Damascus current by Andrea Pignataro
Andrea Pignataro's latest adventure game curiosity gives you control over the flow of time, in the form of controls that allow you to shift forward and back along a linear timeline. Quite who you are is unclear, as you hop around a spread-out world clicking on shadowy people until mysterious little glyphs pop out of the screen.
There's a little story in each largely static scene, from that of a robber pilfering possessions from city rooftops, to a lonely janitor cleaning a swimming pool, to a woman hiding in fear from her abusive husband. Some give you puzzles to solve, but most give you shadows to click on, until a sparse story resolves in some manner. It's an intriguing world, one in which you act as a spectral visitor, phasing from one snippet of human life to the next. In some of the scenes you can even alter the outcome, redirecting the flow of the river of time.
Kimono by Trashgames
A violent, stylish puzzle game where you play as a kimono-clad woman in a series of colourful arenas, each one populated by a smattering of enemies. Clicking to move from enemy to enemy in a turn-based fashion, you have to plot the correct course to ensure that you can take everyone down, without getting so close to a baddie that they'll slice you up instead. (Die and you'll only have to replay the current stage.) I like that you can rotate each scene, to better scheme your slaughtery approach, and I love how fast, how fluid the action seems when it's being performed near-instantaneously between clicks of the mouse.
Fetch Quests Anonymous by DDD Wares
If your favourite parts of RPGs are the repetitive fetch quests, then boy are you in for a treat with Fetch Quests Anonymous (really, the clue was in the name). OK, I kid, a little. Even though you're merely ferrying items from one sketchily drawn NPC to another, ad nauseum, in this small, first-person RPG, there's something strangely refreshing about its lack of drawn-out plot, or huge expanse of world to disguise its grind.
Using an enjoyably interactive PDA thingy, you'll collect items from NPCs, before delivering them to other NPCs in this procedurally mashed-up game, with your wallet gradually embiggening after every job. Given how hard it is to acquire money in the real world, it's actually fairly therapeutic, becoming rich so easily here.
Whirling Blades by DaFluffyPotato
Whirling Blades brings back memories of the superbly atmospheric Devil Daggers, the one-room, endless arcade game that Steam says I have played for nine minutes in total (and I will likely play no more than that). That's because I'm rubbish at Devil Daggers, and I'm equally rubbish at Whirling Blades, a similarly hectic survive-'em-up that gives you a sword and a pile of enemies to use it on.
I like the 2D, isometric world that animatedly expands with new tiles as you romp around. I like that, often, tiles will fall away into the void, to be replaced with patches of purple ground that will slow you down. I even appreciate the feel of combat, as you swing your blade with the left mouse button, and use the right to dash about. It's not for me, obviously, but this whirling dervish of a game will be a shining jewel for some.

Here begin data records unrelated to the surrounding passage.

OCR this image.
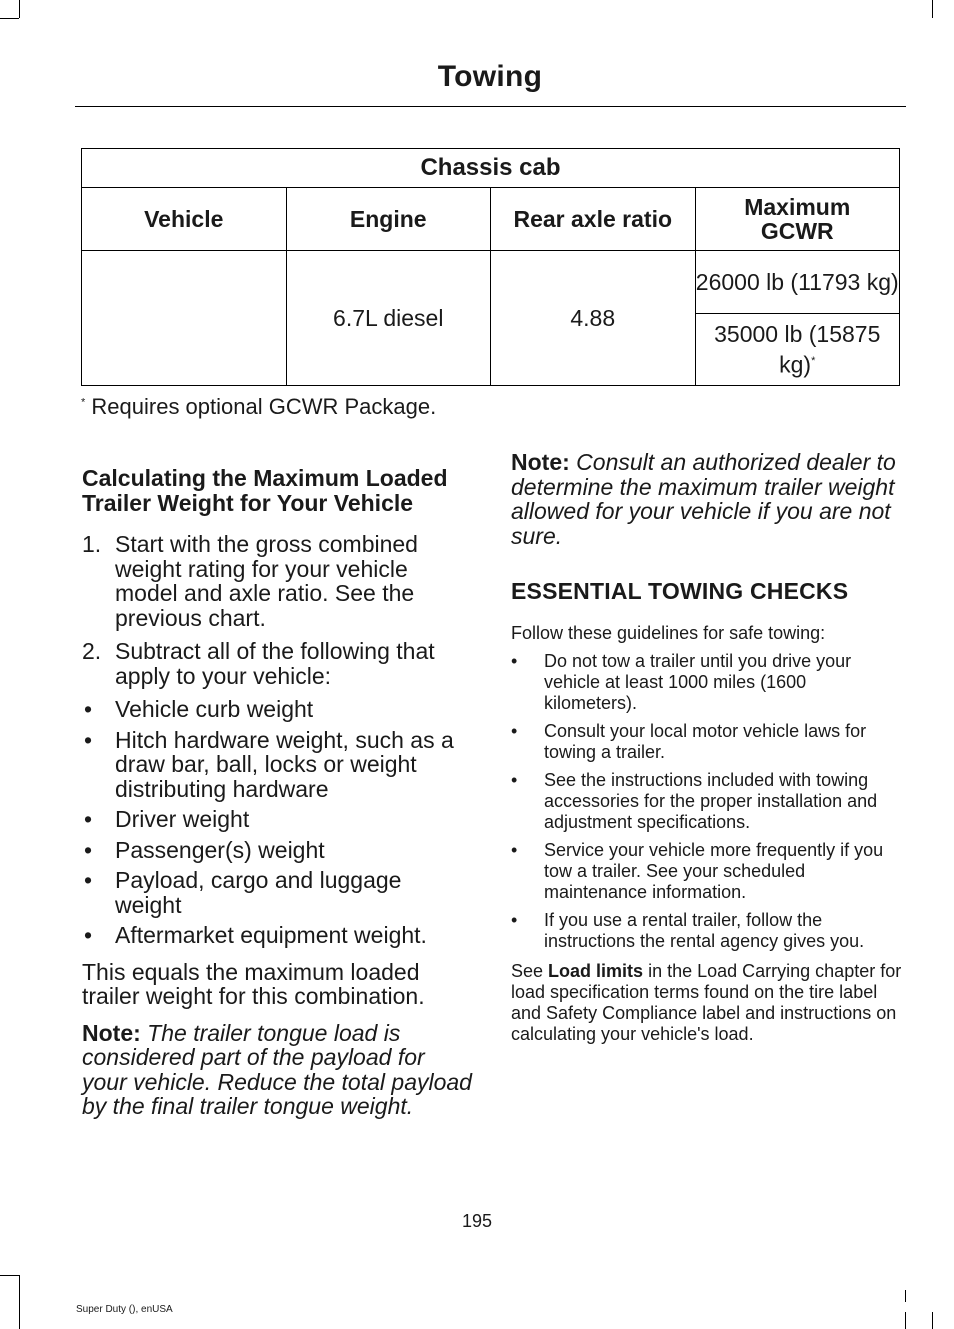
Towing
Chassis cab			
Vehicle	Engine	Rear axle ratio	Maximum GCWR
	6.7L diesel	4.88	26000 lb (11793 kg)
			35000 lb (15875 kg)*
* Requires optional GCWR Package.
Calculating the Maximum Loaded Trailer Weight for Your Vehicle
1. Start with the gross combined weight rating for your vehicle model and axle ratio. See the previous chart.
2. Subtract all of the following that apply to your vehicle:
• Vehicle curb weight
• Hitch hardware weight, such as a draw bar, ball, locks or weight distributing hardware
• Driver weight
• Passenger(s) weight
• Payload, cargo and luggage weight
• Aftermarket equipment weight.

This equals the maximum loaded trailer weight for this combination.

Note: The trailer tongue load is considered part of the payload for your vehicle. Reduce the total payload by the final trailer tongue weight.

Note: Consult an authorized dealer to determine the maximum trailer weight allowed for your vehicle if you are not sure.

ESSENTIAL TOWING CHECKS

Follow these guidelines for safe towing:

• Do not tow a trailer until you drive your vehicle at least 1000 miles (1600 kilometers).
• Consult your local motor vehicle laws for towing a trailer.
• See the instructions included with towing accessories for the proper installation and adjustment specifications.
• Service your vehicle more frequently if you tow a trailer. See your scheduled maintenance information.
• If you use a rental trailer, follow the instructions the rental agency gives you.

See Load limits in the Load Carrying chapter for load specification terms found on the tire label and Safety Compliance label and instructions on calculating your vehicle's load.

195
Super Duty (), enUSA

10 Gnomes in Paris by Mateusz Skutnik
I do like a good slideshow adventure game: games like Myst where you explore and solve puzzles by clicking from one static screen to another. 10 Gnomes in Paris has deposited 10 cheeky little gnomes around a section of Paris, and guess what, it's your job to find them, by poking around in drains, flower pots and the like. Try and ignore the timer at the bottom of the screen, which adds an element of pressure at odds with the gentle, ambient puzzling you're asked to perform, and get stuck into this sweet, small game of hide and seek in gay Paris. There's no place like gnome, as the saying goes. (Via Warp Door.)